30 APRIL 2005, Page 50

Q. Further to your letter regarding the telephone habits of

foreigners, would they by any chance be Greek? Married for 20 years to a Greek, I am aware that no convention attaches at all to what we consider to be good manners. Calls will be placed and accepted at any place and any time without restraint on the length, volume or banality of the discussion. I have regularly been to dinner parties where invitees settle on the sofa, among other guests, and as many as two or three of them will make outgoing calls which are manifestly not urgent. Remonstration is received with puzzlement as there is no recognition of any rudeness.

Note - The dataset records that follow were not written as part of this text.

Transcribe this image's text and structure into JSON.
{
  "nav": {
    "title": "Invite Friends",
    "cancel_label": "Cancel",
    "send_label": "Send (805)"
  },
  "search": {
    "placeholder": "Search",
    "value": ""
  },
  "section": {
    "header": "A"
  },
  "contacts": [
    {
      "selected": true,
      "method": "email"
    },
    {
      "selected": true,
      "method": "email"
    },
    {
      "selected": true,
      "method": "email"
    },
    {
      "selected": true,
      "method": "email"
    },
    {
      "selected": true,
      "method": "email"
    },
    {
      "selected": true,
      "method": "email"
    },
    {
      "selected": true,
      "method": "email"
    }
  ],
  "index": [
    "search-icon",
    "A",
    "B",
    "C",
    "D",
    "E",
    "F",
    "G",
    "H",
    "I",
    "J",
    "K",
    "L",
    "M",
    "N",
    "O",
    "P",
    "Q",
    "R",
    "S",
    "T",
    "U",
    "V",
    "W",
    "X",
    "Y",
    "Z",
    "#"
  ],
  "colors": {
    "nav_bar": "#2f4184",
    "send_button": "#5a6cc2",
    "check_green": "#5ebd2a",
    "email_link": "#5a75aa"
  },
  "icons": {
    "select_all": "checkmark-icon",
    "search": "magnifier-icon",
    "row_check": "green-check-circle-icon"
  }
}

R. McM., by email A. My previous correspondent was complaining, as it happens, about someone of Indian lineage, not Greek, but as far as I know the offence is not racially linked. To talk into a mobile at length, when the call is not urgent and while your three-dimensional interlocutor is at hand restlessly waiting for you to finish is, of course, not the behaviour of a gentleman. People who do this are generally insecure about their status and/or their job. The irony is that, particularly in these frantic times, the more inaccessible one is, the more desirable. Even in the money market, the biggest of wigs is rarely seen answering his mobile when in company. The ‘crackberry’ gave a bit of trouble when it was first launched, but owners have since learnt to repress their addiction since to succumb to it resulted in a certain loss of dignity.